Did Indigenous Affairs Minister Jenny Macklin use Sorry Day to announce a policy position that would have provoked uproar if it came from the Coalition? That’s what appears to have happened on The 7:30 Report last night.
Kerry O’Brien put the proposition; “I don’t see how logically you can acknowledge or honestly acknowledge all the pain, all the personal tragedy and the injustice but then say all we’re going to give you by way of compensation is to say the word ‘sorry'” to her.
Macklin replied: “Our priority is to close the gap. We have to decide where we will put the necessary Federal Government money and we think the place has to be in addressing the terrible levels of disadvantage in housing, in health, in education, in making sure that people are participating in the economy. That’s where the desperate need is.
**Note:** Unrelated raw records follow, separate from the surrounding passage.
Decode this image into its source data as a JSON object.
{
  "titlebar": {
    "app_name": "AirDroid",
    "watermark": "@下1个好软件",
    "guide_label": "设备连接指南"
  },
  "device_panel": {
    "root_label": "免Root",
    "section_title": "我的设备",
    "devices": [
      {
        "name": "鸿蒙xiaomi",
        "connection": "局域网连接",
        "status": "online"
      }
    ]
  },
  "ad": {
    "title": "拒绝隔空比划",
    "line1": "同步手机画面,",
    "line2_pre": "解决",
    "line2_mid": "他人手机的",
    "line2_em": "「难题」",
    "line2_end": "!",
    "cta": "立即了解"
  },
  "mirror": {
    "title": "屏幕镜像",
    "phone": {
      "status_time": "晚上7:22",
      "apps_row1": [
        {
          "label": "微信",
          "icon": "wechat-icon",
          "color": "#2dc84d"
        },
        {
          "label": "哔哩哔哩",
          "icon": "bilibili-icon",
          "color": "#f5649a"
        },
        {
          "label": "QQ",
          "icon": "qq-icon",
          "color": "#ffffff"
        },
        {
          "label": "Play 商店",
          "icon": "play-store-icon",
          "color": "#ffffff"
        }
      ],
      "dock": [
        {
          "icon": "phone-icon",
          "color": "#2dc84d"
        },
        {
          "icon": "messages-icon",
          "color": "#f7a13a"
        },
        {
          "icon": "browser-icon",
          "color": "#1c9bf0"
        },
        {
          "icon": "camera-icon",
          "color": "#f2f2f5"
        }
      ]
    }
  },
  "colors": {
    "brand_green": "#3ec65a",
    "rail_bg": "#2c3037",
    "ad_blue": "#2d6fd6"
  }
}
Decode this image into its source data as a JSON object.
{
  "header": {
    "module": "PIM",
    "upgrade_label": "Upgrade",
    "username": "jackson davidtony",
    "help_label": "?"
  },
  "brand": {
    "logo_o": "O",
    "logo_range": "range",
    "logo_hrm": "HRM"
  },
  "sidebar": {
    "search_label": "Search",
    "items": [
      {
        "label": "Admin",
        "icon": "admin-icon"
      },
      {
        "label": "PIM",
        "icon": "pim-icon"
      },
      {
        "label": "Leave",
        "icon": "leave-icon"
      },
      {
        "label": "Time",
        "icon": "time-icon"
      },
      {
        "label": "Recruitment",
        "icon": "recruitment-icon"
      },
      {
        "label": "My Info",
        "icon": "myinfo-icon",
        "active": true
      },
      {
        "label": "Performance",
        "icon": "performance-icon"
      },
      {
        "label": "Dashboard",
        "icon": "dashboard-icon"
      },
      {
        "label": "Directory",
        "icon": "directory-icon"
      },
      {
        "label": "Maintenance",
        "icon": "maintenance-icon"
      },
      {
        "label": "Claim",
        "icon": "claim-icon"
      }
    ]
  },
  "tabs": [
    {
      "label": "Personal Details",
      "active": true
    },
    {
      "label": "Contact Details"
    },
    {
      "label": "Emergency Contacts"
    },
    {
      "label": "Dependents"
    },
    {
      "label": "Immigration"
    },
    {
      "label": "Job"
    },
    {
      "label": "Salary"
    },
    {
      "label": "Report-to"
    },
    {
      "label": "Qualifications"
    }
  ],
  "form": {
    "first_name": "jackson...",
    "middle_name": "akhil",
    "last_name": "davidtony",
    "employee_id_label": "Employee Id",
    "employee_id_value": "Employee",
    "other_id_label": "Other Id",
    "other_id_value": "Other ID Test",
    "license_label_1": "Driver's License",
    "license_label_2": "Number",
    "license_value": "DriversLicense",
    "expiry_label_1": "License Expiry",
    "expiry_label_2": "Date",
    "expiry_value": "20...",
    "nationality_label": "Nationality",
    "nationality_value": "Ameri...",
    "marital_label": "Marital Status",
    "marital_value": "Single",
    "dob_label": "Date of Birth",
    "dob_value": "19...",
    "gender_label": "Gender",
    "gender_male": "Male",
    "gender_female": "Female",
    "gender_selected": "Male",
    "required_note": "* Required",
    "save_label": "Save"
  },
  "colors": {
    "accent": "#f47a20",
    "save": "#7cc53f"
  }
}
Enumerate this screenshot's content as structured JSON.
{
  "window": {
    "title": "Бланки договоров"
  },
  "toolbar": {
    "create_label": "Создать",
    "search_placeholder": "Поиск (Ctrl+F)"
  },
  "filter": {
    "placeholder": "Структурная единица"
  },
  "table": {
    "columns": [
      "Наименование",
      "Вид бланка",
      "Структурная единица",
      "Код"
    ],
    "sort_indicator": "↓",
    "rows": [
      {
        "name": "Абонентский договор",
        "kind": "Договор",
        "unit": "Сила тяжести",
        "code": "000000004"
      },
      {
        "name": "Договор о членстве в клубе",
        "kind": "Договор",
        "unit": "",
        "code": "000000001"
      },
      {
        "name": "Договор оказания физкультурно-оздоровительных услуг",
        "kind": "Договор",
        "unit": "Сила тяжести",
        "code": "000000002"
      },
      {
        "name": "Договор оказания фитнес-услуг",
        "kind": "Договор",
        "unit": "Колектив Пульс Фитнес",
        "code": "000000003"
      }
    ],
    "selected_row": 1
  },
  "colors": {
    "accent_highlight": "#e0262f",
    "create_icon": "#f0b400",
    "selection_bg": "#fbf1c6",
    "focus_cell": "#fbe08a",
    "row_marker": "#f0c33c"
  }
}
And so that’s where we think the Federal Government money should go.”
“Close the gap” was yesterday’s catchphrase from the government – to reconciliation what “working families” were to the election campaign. It’s a very worthy goal, too – but to reach it Macklin appears to have announced a policy of ruthlessly practical reconciliation.
Cut through the pollyspeak from last night and this is what she said:
Indigenous Australians have two choices. They can either seek compensation for the wrongs of the past or see that money invested in the future.
One of John Howard’s old cabinet colleagues joked yesterday that he would have been burnt at the stake if he’d shown his face at Parliament House yesterday.
If Mal Brough had announced a policy like Macklin’s, he would have suffered the same fate.